Lakhdar Benkhlouf, Sidi de la poésie du XVIᵉ siècle, posa les premières pierres
de ce temple lyrique. Puis vinrent Cheikh Mostefa Ben Brahim, Larbi Ben
Hammadi, Boumedienne Bensahla, El Mokrania, El Khaldi... Autant de voix qui,
dans le murmure du oud et du guembri, ont célébré l’amour, la foi, la perte et
la patience.
Le Melhoun
naquit du désert, mais grandit dans la ville. Les artisans, dans la pénombre de
leurs ateliers, chantaient ces poèmes pour alléger la fatigue, pour tisser, au
rythme du métier, la trame invisible du rêve.
Ainsi, la poésie devint un abri contre la dureté du monde, une forme de paix,
un acte de résistance.
El Khaldi : le poète du feu intérieur
Abdelkader
El Khaldi était un homme d’apparence simple, mais de regard habité.

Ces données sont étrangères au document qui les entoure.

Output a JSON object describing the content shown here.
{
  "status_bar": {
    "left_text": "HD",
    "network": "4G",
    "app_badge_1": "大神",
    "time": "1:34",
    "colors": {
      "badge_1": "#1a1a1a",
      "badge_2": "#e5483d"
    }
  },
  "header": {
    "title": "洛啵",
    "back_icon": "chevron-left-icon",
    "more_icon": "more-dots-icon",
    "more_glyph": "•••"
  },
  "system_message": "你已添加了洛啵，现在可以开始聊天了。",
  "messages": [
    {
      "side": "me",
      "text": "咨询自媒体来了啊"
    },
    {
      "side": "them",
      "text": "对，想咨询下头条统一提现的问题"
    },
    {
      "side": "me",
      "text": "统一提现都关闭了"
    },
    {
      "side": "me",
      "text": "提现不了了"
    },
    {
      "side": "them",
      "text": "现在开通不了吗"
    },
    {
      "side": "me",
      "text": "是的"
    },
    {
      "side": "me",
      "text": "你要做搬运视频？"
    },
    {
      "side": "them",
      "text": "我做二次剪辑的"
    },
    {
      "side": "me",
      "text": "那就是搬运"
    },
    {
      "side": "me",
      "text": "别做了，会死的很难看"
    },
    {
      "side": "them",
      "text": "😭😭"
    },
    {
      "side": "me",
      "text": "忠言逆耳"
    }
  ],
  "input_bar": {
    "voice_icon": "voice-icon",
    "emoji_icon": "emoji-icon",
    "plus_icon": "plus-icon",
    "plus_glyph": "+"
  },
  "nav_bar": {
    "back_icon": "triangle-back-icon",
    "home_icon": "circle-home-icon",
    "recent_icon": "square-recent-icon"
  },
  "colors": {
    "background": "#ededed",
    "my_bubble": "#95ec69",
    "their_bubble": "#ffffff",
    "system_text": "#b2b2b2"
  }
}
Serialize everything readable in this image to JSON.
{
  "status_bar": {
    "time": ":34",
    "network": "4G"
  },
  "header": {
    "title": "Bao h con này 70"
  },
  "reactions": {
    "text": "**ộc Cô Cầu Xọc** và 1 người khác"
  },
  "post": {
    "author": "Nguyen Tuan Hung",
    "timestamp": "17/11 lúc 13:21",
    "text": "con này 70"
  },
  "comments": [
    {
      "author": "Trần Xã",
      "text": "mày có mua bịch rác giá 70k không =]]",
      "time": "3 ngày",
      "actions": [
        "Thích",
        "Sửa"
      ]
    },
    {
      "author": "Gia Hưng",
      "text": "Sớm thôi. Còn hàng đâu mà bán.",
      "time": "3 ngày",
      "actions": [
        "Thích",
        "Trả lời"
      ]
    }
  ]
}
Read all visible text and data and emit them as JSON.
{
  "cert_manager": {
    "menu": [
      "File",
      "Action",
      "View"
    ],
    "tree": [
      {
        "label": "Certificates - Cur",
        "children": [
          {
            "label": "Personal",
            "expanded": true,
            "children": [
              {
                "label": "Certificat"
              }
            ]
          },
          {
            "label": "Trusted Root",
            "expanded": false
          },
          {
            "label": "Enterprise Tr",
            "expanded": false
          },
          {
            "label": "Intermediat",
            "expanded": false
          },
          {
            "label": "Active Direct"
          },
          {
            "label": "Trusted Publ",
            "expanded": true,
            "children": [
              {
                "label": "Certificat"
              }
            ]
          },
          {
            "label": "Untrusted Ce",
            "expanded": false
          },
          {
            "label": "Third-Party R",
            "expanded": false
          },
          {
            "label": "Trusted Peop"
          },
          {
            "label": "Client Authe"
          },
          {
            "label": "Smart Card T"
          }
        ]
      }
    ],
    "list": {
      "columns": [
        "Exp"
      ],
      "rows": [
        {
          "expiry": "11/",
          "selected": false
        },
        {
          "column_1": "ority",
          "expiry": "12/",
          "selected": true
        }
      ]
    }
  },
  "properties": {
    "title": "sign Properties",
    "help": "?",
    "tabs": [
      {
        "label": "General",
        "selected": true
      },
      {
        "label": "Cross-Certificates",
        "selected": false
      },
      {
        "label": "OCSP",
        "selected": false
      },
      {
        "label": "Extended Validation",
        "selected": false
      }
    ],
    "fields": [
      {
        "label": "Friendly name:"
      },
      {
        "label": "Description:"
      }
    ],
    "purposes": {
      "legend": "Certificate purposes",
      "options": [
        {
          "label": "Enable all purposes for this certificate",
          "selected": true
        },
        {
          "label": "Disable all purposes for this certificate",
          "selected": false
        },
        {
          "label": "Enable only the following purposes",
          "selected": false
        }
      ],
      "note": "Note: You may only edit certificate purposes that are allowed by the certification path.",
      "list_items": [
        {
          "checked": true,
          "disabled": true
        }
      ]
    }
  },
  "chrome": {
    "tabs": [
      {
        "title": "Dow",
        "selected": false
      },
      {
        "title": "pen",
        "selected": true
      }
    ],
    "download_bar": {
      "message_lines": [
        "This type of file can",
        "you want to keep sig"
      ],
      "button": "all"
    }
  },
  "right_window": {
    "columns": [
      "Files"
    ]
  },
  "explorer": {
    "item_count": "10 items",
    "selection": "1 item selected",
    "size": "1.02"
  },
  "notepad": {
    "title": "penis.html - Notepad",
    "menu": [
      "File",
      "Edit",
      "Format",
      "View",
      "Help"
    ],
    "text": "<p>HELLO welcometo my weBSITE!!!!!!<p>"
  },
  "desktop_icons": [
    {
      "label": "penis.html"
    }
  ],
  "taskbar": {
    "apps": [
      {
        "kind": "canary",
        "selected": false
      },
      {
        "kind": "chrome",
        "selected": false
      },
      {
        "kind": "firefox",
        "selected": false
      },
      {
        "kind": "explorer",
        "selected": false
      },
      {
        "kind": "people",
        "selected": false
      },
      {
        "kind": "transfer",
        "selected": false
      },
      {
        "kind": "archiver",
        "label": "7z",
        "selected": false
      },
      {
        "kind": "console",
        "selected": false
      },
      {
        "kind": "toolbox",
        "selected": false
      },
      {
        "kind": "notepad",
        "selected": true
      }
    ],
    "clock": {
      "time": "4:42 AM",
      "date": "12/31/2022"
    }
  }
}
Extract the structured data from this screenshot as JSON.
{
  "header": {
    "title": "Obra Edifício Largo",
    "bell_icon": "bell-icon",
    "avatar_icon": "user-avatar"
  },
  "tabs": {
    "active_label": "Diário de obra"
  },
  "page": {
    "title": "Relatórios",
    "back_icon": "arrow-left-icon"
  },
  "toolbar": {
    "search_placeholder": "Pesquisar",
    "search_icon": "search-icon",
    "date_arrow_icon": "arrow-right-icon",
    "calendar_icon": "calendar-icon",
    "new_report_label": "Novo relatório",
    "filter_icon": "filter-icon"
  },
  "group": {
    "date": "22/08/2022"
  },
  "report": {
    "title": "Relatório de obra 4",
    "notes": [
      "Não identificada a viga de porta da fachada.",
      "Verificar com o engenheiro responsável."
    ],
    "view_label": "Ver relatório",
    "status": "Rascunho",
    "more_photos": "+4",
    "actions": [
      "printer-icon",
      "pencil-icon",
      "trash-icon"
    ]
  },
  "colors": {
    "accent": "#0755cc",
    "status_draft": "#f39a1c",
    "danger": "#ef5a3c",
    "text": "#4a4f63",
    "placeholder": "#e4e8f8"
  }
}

Fonctionnaire discret, il portait le burnous avec cette noblesse silencieuse
des poètes qui vivent plus dans leur âme que dans le monde. Son français était
soigné, son parler mesuré, sa sensibilité à fleur de peau.
Son Chi’r el Melhoun fut celui de l’émotion pure, d’une poésie
populaire, certes, mais d’une élégance raffinée et d’une gravité presque
mystique.
Il chanta
l’Émir Abdelkader, la patrie, la liberté, mais surtout — il chanta Bakhta,
cette femme simple et lumineuse qui devint sa muse, sa douleur, son mythe.
Bakhta : la révélation de l’amour
C’était à
Tiaret, un soir de fête.
El Khaldi, invité à animer un mariage, fit vibrer l’assemblée de sa voix chaude
et mélancolique. Dans la foule, une femme l’écoutait, le cœur suspendu. C’était
Bakhta.
Quand le poète eut quitté les lieux, elle sentit en elle un vide, une brûlure.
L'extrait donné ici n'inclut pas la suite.